PilotWings stood out because it, and F-Zero, really showed the abilities of the Super Famicom/NES. The much talked about 'Mode 7' capabilities were brought to light with PilotWings. To give a brief idea of what Mode 7 was, it was really the first attempt by a game manufacturer to attempt to build 3-D rendering into the system. They were able to do this by using rotation and scaling of objects on screen to give a 3-Desque effect. No launch game showed this effect more than PilotWings.

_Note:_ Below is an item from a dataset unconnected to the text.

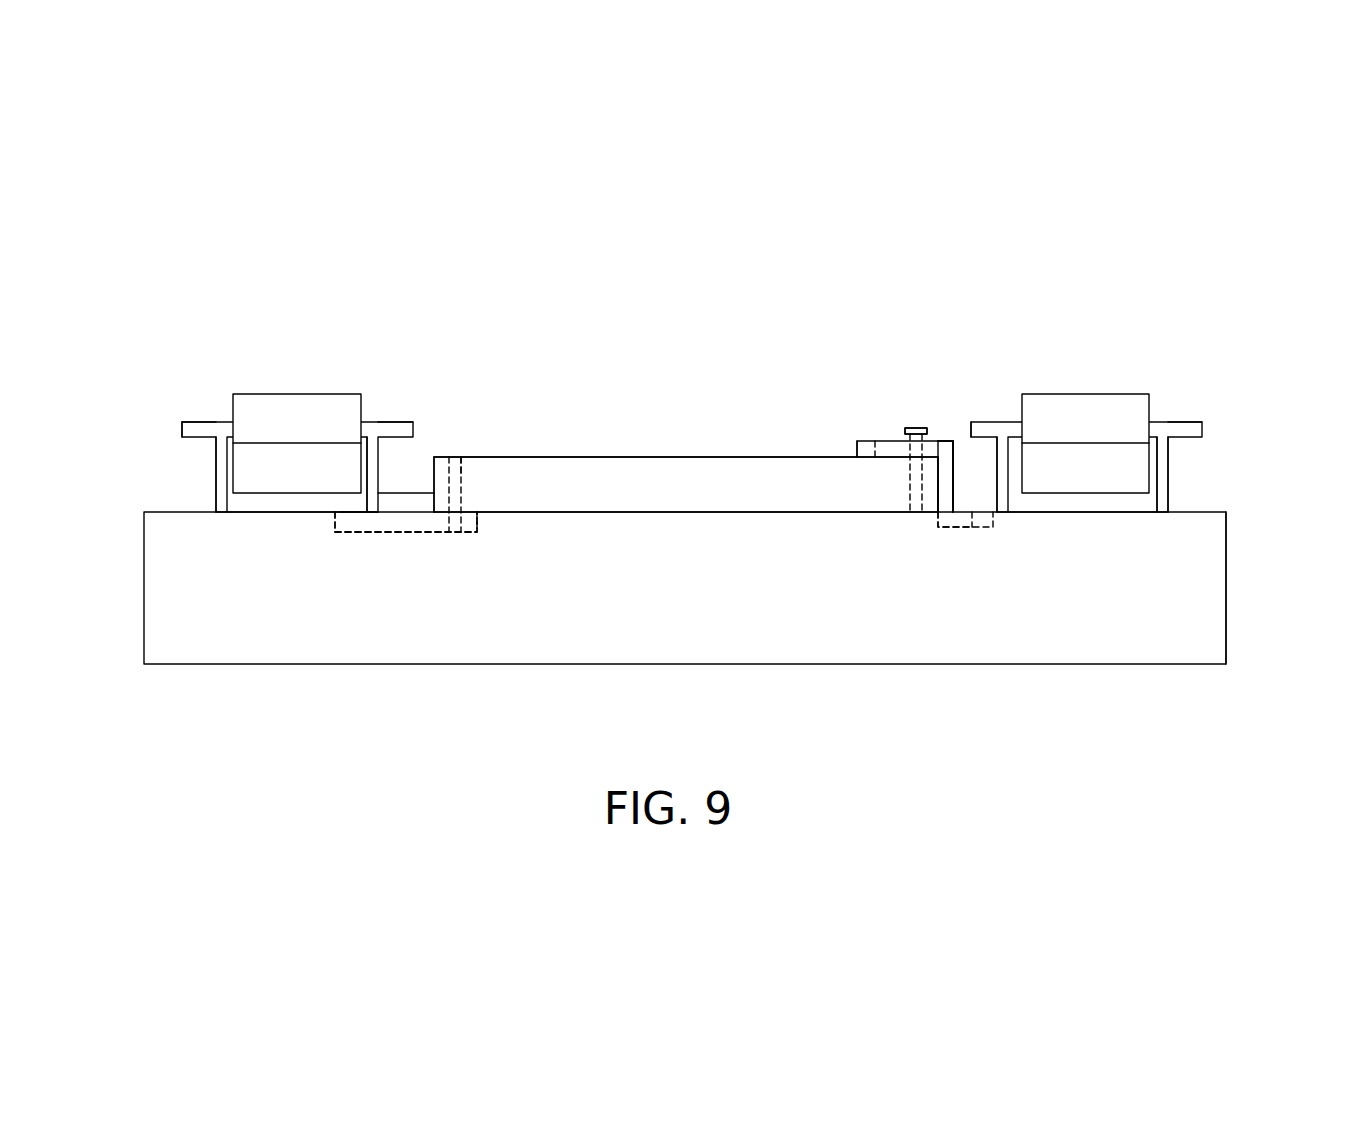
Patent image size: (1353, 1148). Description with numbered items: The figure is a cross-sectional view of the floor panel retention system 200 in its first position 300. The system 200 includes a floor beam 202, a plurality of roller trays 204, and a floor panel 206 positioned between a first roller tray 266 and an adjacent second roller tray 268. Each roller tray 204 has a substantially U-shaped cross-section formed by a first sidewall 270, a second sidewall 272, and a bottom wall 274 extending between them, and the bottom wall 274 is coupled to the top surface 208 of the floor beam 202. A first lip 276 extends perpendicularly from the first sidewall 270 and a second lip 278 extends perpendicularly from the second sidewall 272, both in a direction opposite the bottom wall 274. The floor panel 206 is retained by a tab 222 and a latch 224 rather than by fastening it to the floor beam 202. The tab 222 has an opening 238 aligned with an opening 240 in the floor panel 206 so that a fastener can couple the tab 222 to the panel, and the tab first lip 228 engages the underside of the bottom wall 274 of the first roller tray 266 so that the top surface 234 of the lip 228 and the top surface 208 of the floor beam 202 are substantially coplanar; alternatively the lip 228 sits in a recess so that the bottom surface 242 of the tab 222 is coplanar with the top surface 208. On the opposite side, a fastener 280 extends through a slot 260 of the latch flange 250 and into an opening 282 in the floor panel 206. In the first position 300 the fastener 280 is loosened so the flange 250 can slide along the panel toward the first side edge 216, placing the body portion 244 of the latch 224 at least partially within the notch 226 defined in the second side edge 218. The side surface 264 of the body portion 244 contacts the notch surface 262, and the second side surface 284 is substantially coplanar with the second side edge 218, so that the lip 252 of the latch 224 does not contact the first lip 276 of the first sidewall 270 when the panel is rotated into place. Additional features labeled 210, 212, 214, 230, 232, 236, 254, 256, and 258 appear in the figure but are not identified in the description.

Harmless in nature, PilotWings takes the user through a flight simulator in order to achieve pilot licenses in flying a plane, skydiving, hang gliding, and rocket belt use. If you are able to achieve this, you can use the coveted helicopter to blow things up (probably the only real violence in the game). These tasks are not easy, especially as the game progresses. Skydiving is always fun but can be a pain and flying the rocket belt to land perfectly can be maddening.

It would be followed up six years later by a sequel that is equally good, if not better, than its predecessor - PilotWings 64 on Nintendo 64. Overall, this game was one of my favorites when it first came out in 1990 because of the technology and its overall fun. When looking at other titles for the Super NES, this one always stands out in my library as the 'harmless' one. Outside of the helicopter stage, there really isn't any violence. It is just a fun, easy to learn but hard to master game. While I agree 800 Wii points is steep, I think you will find it worth the price and will get hours of enjoyment. And, for those who had it on Super NES/Famicom in the early '90s, it does hold its nostalgic value as well.